Despite having a multitude of gift giving strategies to choose from, many clients are still reluctant to make transfers for various reasons. Whether due to possibly needing the money again or distrusting the beneficiary or the environment the beneficiary operates under, an individual sitting on the sidelines failing to take advantage of this once-in-a-lifetime opportunity will miss the train if this gift is not made before year end. A technique that should alleviate the concern of this type of individual that hasn’t received much press (but should) is the Disclaimer Gift Trust.
What is a disclaimer? A disclaimer is a refusal by a beneficiary of a gift or bequest. What makes a disclaimer possible is that a disclaimer, if properly accomplished, is not a “transfer.” Under the Internal Revenue Code, without a “transfer” there cannot be a gift. Put another way, gift taxes are only imposed on “the transfer of property by gift.”
Say you feel pressured to capitalize on the current $5,120,000 million gift-tax exemption, but, for many reasons, you wouldn’t otherwise make a gift this year. One way to allow yourself the ability of making the gift and still having time to decide what to exactly do is by utilizing the Disclaimer Gift Trust concept.
For example, before the end of calendar year 2012, you can make a $5,120,000 gift to your spouse. Should Congress decide to extend the $5,120,000 exemption, your spouse can continue to retain the money in trust on a tax free basis or pass some or all of it vis-à-vis a “disclaimer” and pass it to the beneficiaries. The money is still in the individual’s family unit and no harm done.

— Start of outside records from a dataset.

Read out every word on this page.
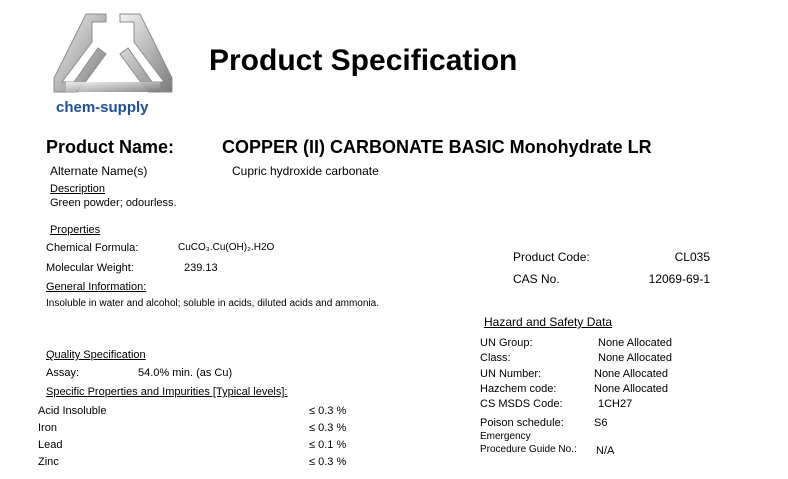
chem-supply
Product Specification
Product Name:	COPPER (II) CARBONATE BASIC Monohydrate LR
Alternate Name(s)	Cupric hydroxide carbonate
Description
Green powder; odourless.
Properties
Chemical Formula:	CuCO₃.Cu(OH)₂.H2O
Molecular Weight:	239.13
Product Code:	CL035
CAS No.	12069-69-1
General Information:
Insoluble in water and alcohol; soluble in acids, diluted acids and ammonia.
Quality Specification
Assay:	54.0% min. (as Cu)
Specific Properties and Impurities [Typical levels]:
Acid Insoluble	≤ 0.3 %
Iron	≤ 0.3 %
Lead	≤ 0.1 %
Zinc	≤ 0.3 %
Hazard and Safety Data
UN Group:	None Allocated
Class:	None Allocated
UN Number:	None Allocated
Hazchem code:	None Allocated
CS MSDS Code:	1CH27
Poison schedule:	S6
Emergency
Procedure Guide No.: N/A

However, if Congress allows the exemption to expire and its reduced from $5,120,000 to $1,000,000, then your spouse can either still keep the money, or, better yet, “disclaim” the gift within nine months of the date of such gift. If your spouse decides to disclaim the gift then the gift continues in trust for your beneficiaries and is treated as a gift from you and not your spouse. In effect, the gift that was disclaimed is governed by the same rules that existed when you made it. Your spouse is not treated as ever having received it.

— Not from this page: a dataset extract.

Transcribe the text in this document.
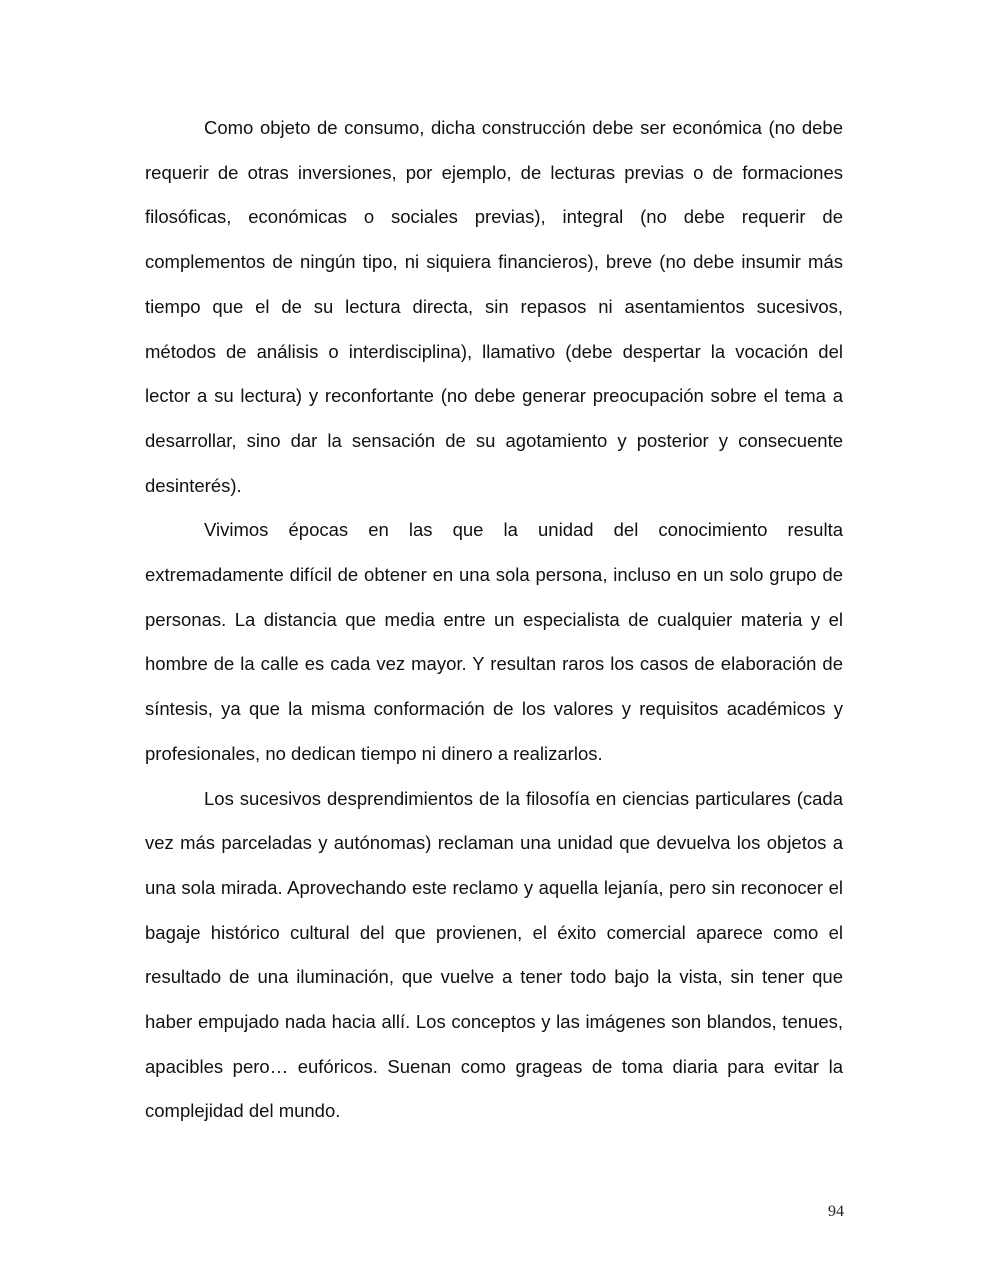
Como objeto de consumo, dicha construcción debe ser económica (no debe requerir de otras inversiones, por ejemplo, de lecturas previas o de formaciones filosóficas, económicas o sociales previas), integral (no debe requerir de complementos de ningún tipo, ni siquiera financieros), breve (no debe insumir más tiempo que el de su lectura directa, sin repasos ni asentamientos sucesivos, métodos de análisis o interdisciplina), llamativo (debe despertar la vocación del lector a su lectura) y reconfortante (no debe generar preocupación sobre el tema a desarrollar, sino dar la sensación de su agotamiento y posterior y consecuente desinterés).

Vivimos épocas en las que la unidad del conocimiento resulta extremadamente difícil de obtener en una sola persona, incluso en un solo grupo de personas. La distancia que media entre un especialista de cualquier materia y el hombre de la calle es cada vez mayor. Y resultan raros los casos de elaboración de síntesis, ya que la misma conformación de los valores y requisitos académicos y profesionales, no dedican tiempo ni dinero a realizarlos.

Los sucesivos desprendimientos de la filosofía en ciencias particulares (cada vez más parceladas y autónomas) reclaman una unidad que devuelva los objetos a una sola mirada. Aprovechando este reclamo y aquella lejanía, pero sin reconocer el bagaje histórico cultural del que provienen, el éxito comercial aparece como el resultado de una iluminación, que vuelve a tener todo bajo la vista, sin tener que haber empujado nada hacia allí. Los conceptos y las imágenes son blandos, tenues, apacibles pero… eufóricos. Suenan como grageas de toma diaria para evitar la complejidad del mundo.

94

This technique effectively buys you an additional nine months to decide whether or not to give your beneficiaries a gift under the current gift tax rules which are only in effect until December 31, 2012! The catch for a Disclaimer Gift Trust to work is that your spouse cannot touch the money in trust while you wait and the donee-spouse must disclaim it within nine months of receiving the gift, otherwise the disclaimer becomes invalid. This disclaimer option only works with a spouse, and, needless to say, one you feel confident won’t divorce you, take the money, and run.
THIS ARTICLE MAY NOT BE USED FOR PENALTY PROTECTION. THE MATERIAL IS BASED UPON GENERAL TAX RULES AND FOR INFORMATION PURPOSES ONLY. IT IS NOT INTENDED AS LEGAL OR TAX ADVICE AND TAXPAYERS SHOULD CONSULT THEIR OWN LEGAL AND TAX ADVISORS AS TO THEIR SPECIFIC SITUATION.